I’ve never been a patient person, but if infertility teaches you one thing, it’s patience. While everyone around you is getting pregnant and having their first (and then second) babies, you’re stuck on the sidelines, watching. I can’t tell you how many hours I’ve spent sitting in waiting rooms, not to mention the months waiting in between appointments. Meditation helped me a lot with learning to curb my impatience.
During our first round of IVF, my name came up on a waiting list for a mindfulness-based stress reduction program that I’d signed up for months before. The meditation program was intense, with an hour of meditation every day for nine weeks, but it helped me to stay the course through the process, which was lonely and trying. Every evening, I’d go to my meditation space and do a body scan, focusing on how well my body was doing through the physically rigorous treatment cycle. The reflection was a welcome break from worrying about injections, doctor’s appointments, and the constant anxiety that in vitro might not work.

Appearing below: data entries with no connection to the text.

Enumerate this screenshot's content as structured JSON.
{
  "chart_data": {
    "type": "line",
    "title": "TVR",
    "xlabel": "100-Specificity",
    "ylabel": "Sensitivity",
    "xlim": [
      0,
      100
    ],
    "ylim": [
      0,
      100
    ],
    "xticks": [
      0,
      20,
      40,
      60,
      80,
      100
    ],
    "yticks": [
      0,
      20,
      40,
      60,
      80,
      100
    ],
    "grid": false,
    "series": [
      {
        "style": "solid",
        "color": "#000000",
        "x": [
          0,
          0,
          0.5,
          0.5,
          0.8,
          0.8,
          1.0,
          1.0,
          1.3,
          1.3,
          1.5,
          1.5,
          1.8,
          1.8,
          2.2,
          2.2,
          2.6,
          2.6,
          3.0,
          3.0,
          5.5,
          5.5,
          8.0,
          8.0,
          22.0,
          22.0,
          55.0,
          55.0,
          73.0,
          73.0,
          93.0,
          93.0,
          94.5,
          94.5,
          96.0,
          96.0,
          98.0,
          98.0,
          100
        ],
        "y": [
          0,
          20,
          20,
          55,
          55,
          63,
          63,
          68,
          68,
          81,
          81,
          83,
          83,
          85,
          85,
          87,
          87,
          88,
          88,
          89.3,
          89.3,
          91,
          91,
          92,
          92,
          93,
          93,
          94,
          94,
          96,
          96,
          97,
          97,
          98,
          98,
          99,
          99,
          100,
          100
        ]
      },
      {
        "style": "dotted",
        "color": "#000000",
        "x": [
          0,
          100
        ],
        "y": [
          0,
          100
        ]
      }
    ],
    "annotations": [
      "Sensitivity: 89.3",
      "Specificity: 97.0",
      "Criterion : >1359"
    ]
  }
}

Meditation helped me deal with the daily outcomes, most of them disappointing, and to accept what was happening. Thankfully, after a round was unsuccessful, I had meditation to practice, which helped me focus on my emotional well-being while dealing with my reaction to the process.
A few months ago, after another year of IUIs and IVF, we found out that we’re pregnant (with twins!). For us, this means that our treatments are over and we can finally move on to the next stage of our lives. I’m left feeling incredibly grateful for this pregnancy (even the morning sickness) in a way that I don’t think I would have before. I’m a little bit tougher, a little more patient—and from what I’ve heard about parenthood, that’s something that will come in handy over the next few years.